Learning Objectives

After having followed the course the student should be able to:

Explain basic macroeconomic terminology (e.g. "growth", "recession", "natural unemployment", "hyper inflation", "trade balance deficit" etc.) in a comprehensive way.

Describe how real GDP is determined in the short run, the long run and the very long run.

Describe the main determinants of other important macroeconomic variables such as inflation, unemployment, real wage, interest rate, exchange rate etc.

Perform simple algebraically calculations related to developments in the main macroeconomic variables.

Describe and explain the assumptions and relations of the main macroeconomic models (e.g. the classical model for the economy in the long run, the IS/LM model, the Solow growth model, the AD/AS model, etc.).

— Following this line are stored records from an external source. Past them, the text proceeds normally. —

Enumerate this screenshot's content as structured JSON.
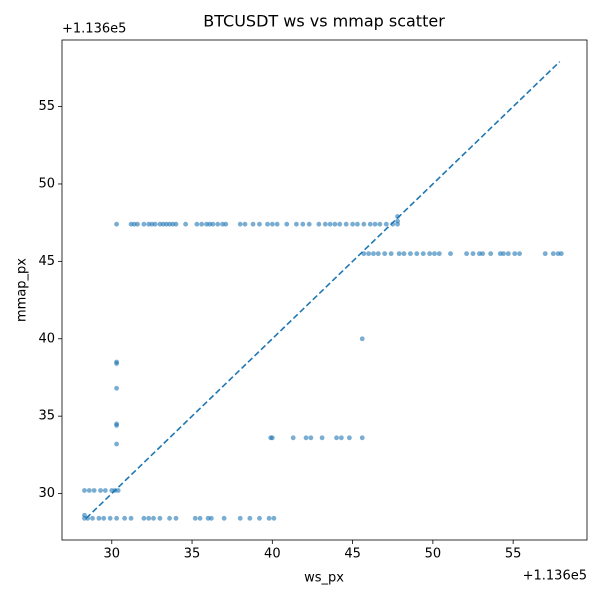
{
  "chart_data": {
    "type": "scatter",
    "title": "BTCUSDT ws vs mmap scatter",
    "x_label": "ws_px",
    "y_label": "mmap_px",
    "x_offset_label": "+1.136e5",
    "y_offset_label": "+1.136e5",
    "color": "#1f77b4",
    "xlim": [
      26.9,
      59.6
    ],
    "ylim": [
      27.0,
      59.3
    ],
    "xticks": [
      30,
      35,
      40,
      45,
      50,
      55
    ],
    "yticks": [
      30,
      35,
      40,
      45,
      50,
      55
    ],
    "grid": false,
    "reference_line": {
      "x": [
        28.4,
        57.9
      ],
      "y": [
        28.4,
        57.9
      ],
      "style": "dashed"
    },
    "x": [
      30.3,
      31.2,
      31.4,
      31.6,
      32.0,
      32.3,
      32.5,
      32.7,
      33.0,
      33.2,
      33.4,
      33.6,
      33.8,
      34.0,
      34.6,
      35.3,
      35.6,
      35.9,
      36.1,
      36.3,
      36.6,
      36.9,
      37.1,
      38.0,
      38.3,
      38.8,
      39.2,
      39.7,
      40.0,
      40.3,
      40.9,
      41.5,
      41.9,
      42.3,
      42.9,
      43.3,
      43.6,
      43.9,
      44.2,
      44.6,
      45.0,
      45.3,
      45.7,
      46.1,
      46.4,
      46.7,
      47.1,
      47.5,
      47.8,
      47.8,
      47.8,
      45.7,
      46.0,
      46.3,
      46.6,
      47.0,
      47.4,
      47.9,
      48.2,
      48.6,
      49.0,
      49.4,
      49.8,
      50.1,
      50.4,
      51.1,
      52.1,
      52.5,
      52.9,
      53.1,
      53.6,
      54.2,
      54.4,
      54.7,
      55.1,
      55.4,
      57.0,
      57.5,
      57.8,
      58.0,
      45.6,
      39.9,
      40.0,
      41.3,
      42.1,
      42.4,
      43.1,
      44.0,
      44.3,
      44.8,
      45.6,
      30.3,
      30.3,
      30.3,
      30.3,
      30.3,
      30.3,
      28.3,
      28.6,
      28.9,
      29.3,
      29.6,
      30.0,
      30.2,
      30.4,
      28.3,
      28.5,
      28.8,
      29.2,
      29.5,
      29.9,
      30.3,
      30.8,
      31.2,
      32.0,
      32.3,
      32.6,
      33.0,
      33.6,
      34.0,
      35.2,
      35.5,
      36.0,
      36.2,
      37.0,
      38.0,
      38.6,
      39.2,
      39.8,
      40.1,
      28.3
    ],
    "values": [
      47.4,
      47.4,
      47.4,
      47.4,
      47.4,
      47.4,
      47.4,
      47.4,
      47.4,
      47.4,
      47.4,
      47.4,
      47.4,
      47.4,
      47.4,
      47.4,
      47.4,
      47.4,
      47.4,
      47.4,
      47.4,
      47.4,
      47.4,
      47.4,
      47.4,
      47.4,
      47.4,
      47.4,
      47.4,
      47.4,
      47.4,
      47.4,
      47.4,
      47.4,
      47.4,
      47.4,
      47.4,
      47.4,
      47.4,
      47.4,
      47.4,
      47.4,
      47.4,
      47.4,
      47.4,
      47.4,
      47.4,
      47.4,
      47.4,
      47.6,
      47.9,
      45.5,
      45.5,
      45.5,
      45.5,
      45.5,
      45.5,
      45.5,
      45.5,
      45.5,
      45.5,
      45.5,
      45.5,
      45.5,
      45.5,
      45.5,
      45.5,
      45.5,
      45.5,
      45.5,
      45.5,
      45.5,
      45.5,
      45.5,
      45.5,
      45.5,
      45.5,
      45.5,
      45.5,
      45.5,
      40.0,
      33.6,
      33.6,
      33.6,
      33.6,
      33.6,
      33.6,
      33.6,
      33.6,
      33.6,
      33.6,
      33.2,
      34.4,
      34.5,
      36.8,
      38.4,
      38.5,
      30.2,
      30.2,
      30.2,
      30.2,
      30.2,
      30.2,
      30.2,
      30.2,
      28.4,
      28.4,
      28.4,
      28.4,
      28.4,
      28.4,
      28.4,
      28.4,
      28.4,
      28.4,
      28.4,
      28.4,
      28.4,
      28.4,
      28.4,
      28.4,
      28.4,
      28.4,
      28.4,
      28.4,
      28.4,
      28.4,
      28.4,
      28.4,
      28.4,
      28.6
    ]
  }
}
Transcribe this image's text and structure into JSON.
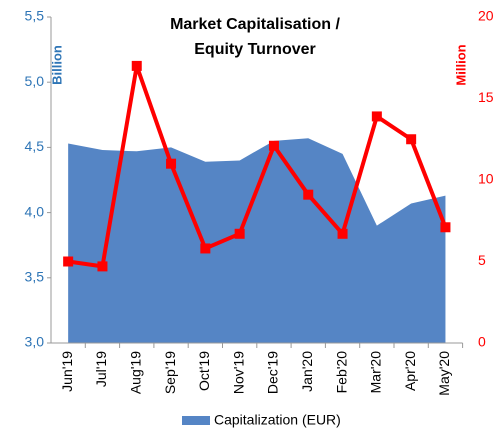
{
  "chart_data": {
    "type": "area_line",
    "title": [
      "Market Capitalisation /",
      "Equity Turnover"
    ],
    "y_label": "Billion",
    "y2_label": "Million",
    "categories": [
      "Jun'19",
      "Jul'19",
      "Aug'19",
      "Sep'19",
      "Oct'19",
      "Nov'19",
      "Dec'19",
      "Jan'20",
      "Feb'20",
      "Mar'20",
      "Apr'20",
      "May'20"
    ],
    "series": [
      {
        "name": "Capitalization (EUR)",
        "type": "area",
        "color": "#5585c5",
        "values": [
          4.53,
          4.48,
          4.47,
          4.5,
          4.39,
          4.4,
          4.55,
          4.57,
          4.45,
          3.9,
          4.07,
          4.13
        ]
      },
      {
        "type": "line",
        "axis": "y2",
        "color": "#ff0000",
        "values": [
          5.0,
          4.7,
          17.0,
          11.0,
          5.8,
          6.7,
          12.1,
          9.1,
          6.7,
          13.9,
          12.5,
          7.1
        ]
      }
    ],
    "ylim": [
      3.0,
      5.5
    ],
    "yticks": [
      {
        "value": 3.0,
        "label": "3,0"
      },
      {
        "value": 3.5,
        "label": "3,5"
      },
      {
        "value": 4.0,
        "label": "4,0"
      },
      {
        "value": 4.5,
        "label": "4,5"
      },
      {
        "value": 5.0,
        "label": "5,0"
      },
      {
        "value": 5.5,
        "label": "5,5"
      }
    ],
    "y2lim": [
      0,
      20
    ],
    "y2ticks": [
      0,
      5,
      10,
      15,
      20
    ],
    "legend": "bottom"
  }
}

Illustrate diagrammatically these models, perform policy experiments (like increasing Government Purchases or changing the Money Supply) and interpret verbally what happens when moving from one equilibrium to another.

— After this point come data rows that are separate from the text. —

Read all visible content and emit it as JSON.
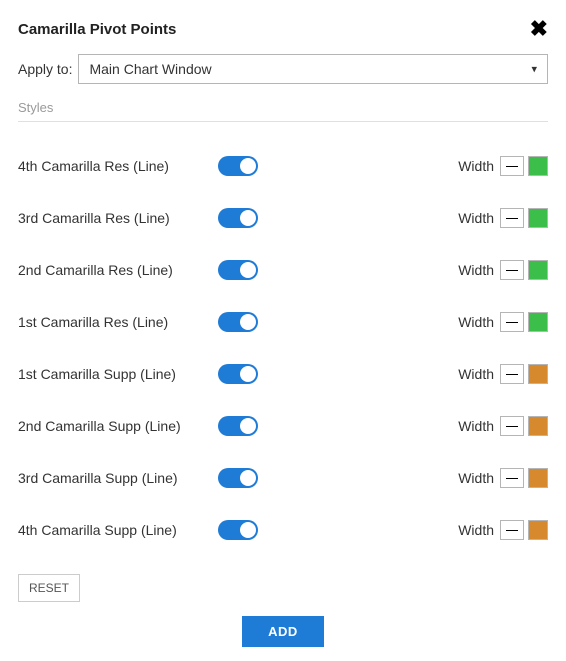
{
  "header": {
    "title": "Camarilla Pivot Points"
  },
  "apply": {
    "label": "Apply to:",
    "selected": "Main Chart Window"
  },
  "section": {
    "styles_label": "Styles"
  },
  "width_label": "Width",
  "rows": [
    {
      "label": "4th Camarilla Res (Line)",
      "on": true,
      "color": "#3bbf4a"
    },
    {
      "label": "3rd Camarilla Res (Line)",
      "on": true,
      "color": "#3bbf4a"
    },
    {
      "label": "2nd Camarilla Res (Line)",
      "on": true,
      "color": "#3bbf4a"
    },
    {
      "label": "1st Camarilla Res (Line)",
      "on": true,
      "color": "#3bbf4a"
    },
    {
      "label": "1st Camarilla Supp (Line)",
      "on": true,
      "color": "#d68a2d"
    },
    {
      "label": "2nd Camarilla Supp (Line)",
      "on": true,
      "color": "#d68a2d"
    },
    {
      "label": "3rd Camarilla Supp (Line)",
      "on": true,
      "color": "#d68a2d"
    },
    {
      "label": "4th Camarilla Supp (Line)",
      "on": true,
      "color": "#d68a2d"
    }
  ],
  "buttons": {
    "reset": "RESET",
    "add": "ADD"
  },
  "colors": {
    "accent": "#1e7bd6",
    "border": "#b5b5b5",
    "muted_text": "#9a9a9a",
    "line_sep": "#e0e0e0"
  }
}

Solve algebraically simple macroeconomic models in order to determine the value of the variables in equilibrium and changes in the variables (national income, interest rate, consumption, investment, etc.).

Examination

Macroeconomics


Marking Scale

7step scale

Censorship

Internal examiners

Exam Period

Spring Term and Spring Term

4 Hour written exam, closed book 

Examination


Prerequisites for Attending the Exam


Course Content

The course is an introduction to Macroeconomics, the branch of economics that studies the behaviour of the economy as a whole. Key concepts are total production and income, (un)employment, inflation, the rate of interest, the trade balance, exchange rates, and the like. The aim is to be able to explain the determinants of economic developments, both in the long run and in the short run, and to explore the scope that may exist for Government and Central Bank policy to keep the economy on a stable course.
The course will combine lectures and exercise classes. During the lectures, the main theoretical points of the textbook will be highlighted and related to reallife macroeconomics and economic policy. The best way to prepare for the lectures is to study the relevant chapters of the textbook in advance and solve the "Questions for review" accompanying each chapter. During the exercise classes we will solve a selection of the "Problems and Applications" of the textbook, which you will also be asked to solve for yourself in advance. 
Teaching Methods

Lectures and Exercises.

Literature

“Macroeconomics”, Mankiw, Gregory and Mark Taylor. European Edition, Worth publishers. Please note, minor changes may occur. The teacher will uploade the final reading list to sitescape/learn two weeks before the course starts.